A RELIGIOSIDADE NA CIDADE DE SETÚBAL A Irmandade dos Passos, fazia-se representar pela Santa Casa da Misericórdia em Setúbal. Foi instituída em Lisboa, no ano de 1586, no Convento da Graça por intermédio de Luís Alvares. A Ordem Militar de Santiago exercia do seu poderio político-económico e influência sobre a então Vila de Setúbal, encontrando-se sediada num importante núcleo militar desta região, a Vila de Palmela. A Irmandade do Senhor dos Passos de Lisboa delegou à Santa Casa da Misericórdia de Setúbal a organização da procissão nesta cidade, porque não se encontrava aqui instituída, função que juntou à realização das obras de misericórdia. Os louros da realização destas obras eram divididos com a Ordem de Santiago. As leis de Desamortização e a consequente colocação dos Passos da Paixão em hasta pública, assim como a Lei da Separação da igreja do Estado de 1911, foram os factores sociais, responsáveis pela extinção desta manifestação religiosa na cidade de Setúbal. A Procissão dos Passos da Paixão de Cristo de Setúbal realizava-se, inicialmente, no Convento de Jesus, no séc. XVII. Foi uma das primeiras procissões que retratavam os Passos da Paixão de Cristo, associada às irmãs que viviam em clausura no Convento de Jesus. Realizou-se, mais tarde, pelos populares até à Ermida do Senhor do Bonfim, tendo sido instituída por Frei António das Chagas em 1680 e recuperada em 1728, de destacar, que a construção dos Passos só se iniciou em 1738. Como já foi dito, a via-sacra consiste em acompanhar espiritualmente o trajecto de Cristo desde a agonia no Getsémani até à morte e sepultura no Calvário (Gólgota). A sua prática desenvolveu-se depois das Cruzadas, promovida pelos Franciscanos. O Papa Clemente XII, em 1731, concedeu aos padres franciscanos a possibilidade de erguer a Via-sacra em qualquer lugar, igreja ou capela, mesmo que não pertencesse à sua ordem e jurisdição.

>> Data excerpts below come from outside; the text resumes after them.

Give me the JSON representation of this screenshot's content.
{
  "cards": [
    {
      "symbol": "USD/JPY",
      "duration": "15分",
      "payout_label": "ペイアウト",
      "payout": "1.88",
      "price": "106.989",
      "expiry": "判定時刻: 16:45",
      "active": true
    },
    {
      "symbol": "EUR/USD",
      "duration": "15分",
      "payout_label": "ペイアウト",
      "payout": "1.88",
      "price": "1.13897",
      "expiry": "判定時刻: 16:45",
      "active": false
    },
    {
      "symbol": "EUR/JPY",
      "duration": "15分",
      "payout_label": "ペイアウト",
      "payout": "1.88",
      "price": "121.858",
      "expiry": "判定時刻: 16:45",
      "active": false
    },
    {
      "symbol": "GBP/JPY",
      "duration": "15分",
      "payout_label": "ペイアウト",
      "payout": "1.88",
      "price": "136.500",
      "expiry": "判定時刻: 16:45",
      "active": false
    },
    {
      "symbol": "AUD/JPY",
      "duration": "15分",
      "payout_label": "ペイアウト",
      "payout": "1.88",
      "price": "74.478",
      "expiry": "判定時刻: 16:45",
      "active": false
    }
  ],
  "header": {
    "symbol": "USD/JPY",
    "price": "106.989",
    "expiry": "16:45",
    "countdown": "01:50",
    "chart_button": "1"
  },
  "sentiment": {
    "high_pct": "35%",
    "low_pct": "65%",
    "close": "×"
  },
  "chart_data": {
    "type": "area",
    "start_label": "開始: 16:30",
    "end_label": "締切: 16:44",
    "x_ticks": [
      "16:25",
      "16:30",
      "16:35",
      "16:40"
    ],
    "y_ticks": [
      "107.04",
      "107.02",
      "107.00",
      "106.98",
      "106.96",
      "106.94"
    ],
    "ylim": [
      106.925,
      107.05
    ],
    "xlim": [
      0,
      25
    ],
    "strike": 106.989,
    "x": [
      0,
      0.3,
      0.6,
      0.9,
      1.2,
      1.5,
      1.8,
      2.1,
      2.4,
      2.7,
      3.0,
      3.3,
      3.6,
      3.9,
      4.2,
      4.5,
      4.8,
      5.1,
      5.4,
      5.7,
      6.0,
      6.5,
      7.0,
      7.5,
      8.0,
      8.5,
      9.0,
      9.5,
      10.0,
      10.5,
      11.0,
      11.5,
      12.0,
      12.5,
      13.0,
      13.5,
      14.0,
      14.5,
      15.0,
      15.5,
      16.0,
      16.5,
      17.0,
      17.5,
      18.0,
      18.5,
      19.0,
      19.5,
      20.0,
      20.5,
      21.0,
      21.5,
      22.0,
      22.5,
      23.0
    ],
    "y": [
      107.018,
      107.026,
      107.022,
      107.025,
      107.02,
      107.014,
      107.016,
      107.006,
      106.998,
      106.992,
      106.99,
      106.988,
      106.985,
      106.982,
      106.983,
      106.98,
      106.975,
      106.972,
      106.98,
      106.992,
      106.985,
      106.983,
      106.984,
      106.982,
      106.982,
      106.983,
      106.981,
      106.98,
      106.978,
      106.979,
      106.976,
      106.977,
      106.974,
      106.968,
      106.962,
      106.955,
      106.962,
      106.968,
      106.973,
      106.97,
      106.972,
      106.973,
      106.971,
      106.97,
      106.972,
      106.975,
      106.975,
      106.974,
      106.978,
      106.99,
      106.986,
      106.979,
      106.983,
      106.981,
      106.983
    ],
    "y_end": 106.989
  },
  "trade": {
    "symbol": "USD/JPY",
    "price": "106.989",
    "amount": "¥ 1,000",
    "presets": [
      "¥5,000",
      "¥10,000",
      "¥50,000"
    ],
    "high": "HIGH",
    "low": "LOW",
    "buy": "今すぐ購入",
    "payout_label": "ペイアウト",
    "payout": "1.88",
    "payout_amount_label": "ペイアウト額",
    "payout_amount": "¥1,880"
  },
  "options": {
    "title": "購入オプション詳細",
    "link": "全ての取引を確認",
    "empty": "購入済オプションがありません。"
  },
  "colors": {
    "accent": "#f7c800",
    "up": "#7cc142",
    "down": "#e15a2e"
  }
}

A PROPOSTA DE CLASSIFICAÇÃO E DE SALVAGUARDA Para a compreensão deste património é preciso distinguir as diferenças entre os conceitos de conservar, restaurar e renovar. Assim, as intervenções, num qualquer património com valor cultural, devem ser realizadas sem alterar a sua forma ou a sua génese, e através do uso das mesmas técnicas que foram utilizadas na sua criação. A procura da verdadeira natureza dos materiais é uma das principais razões pela qual devemos conservar, ou se quisermos também restaurar, sem renovar. O património é mais do que uma referência no espaço, é uma herança que deve ser compreendida e preservada. Cada vez vamos mais longe mas de forma inversa cada vez nos esquecemos mais, do aqui tão perto. O nosso património deve re-ligar de forma indelével a nossa cultura a cada um de nós. A salvaguarda do património deve ser, um “dever cívico básico” de cada cidadão como nos é relembrado na Carta de Bruxelas de 2009.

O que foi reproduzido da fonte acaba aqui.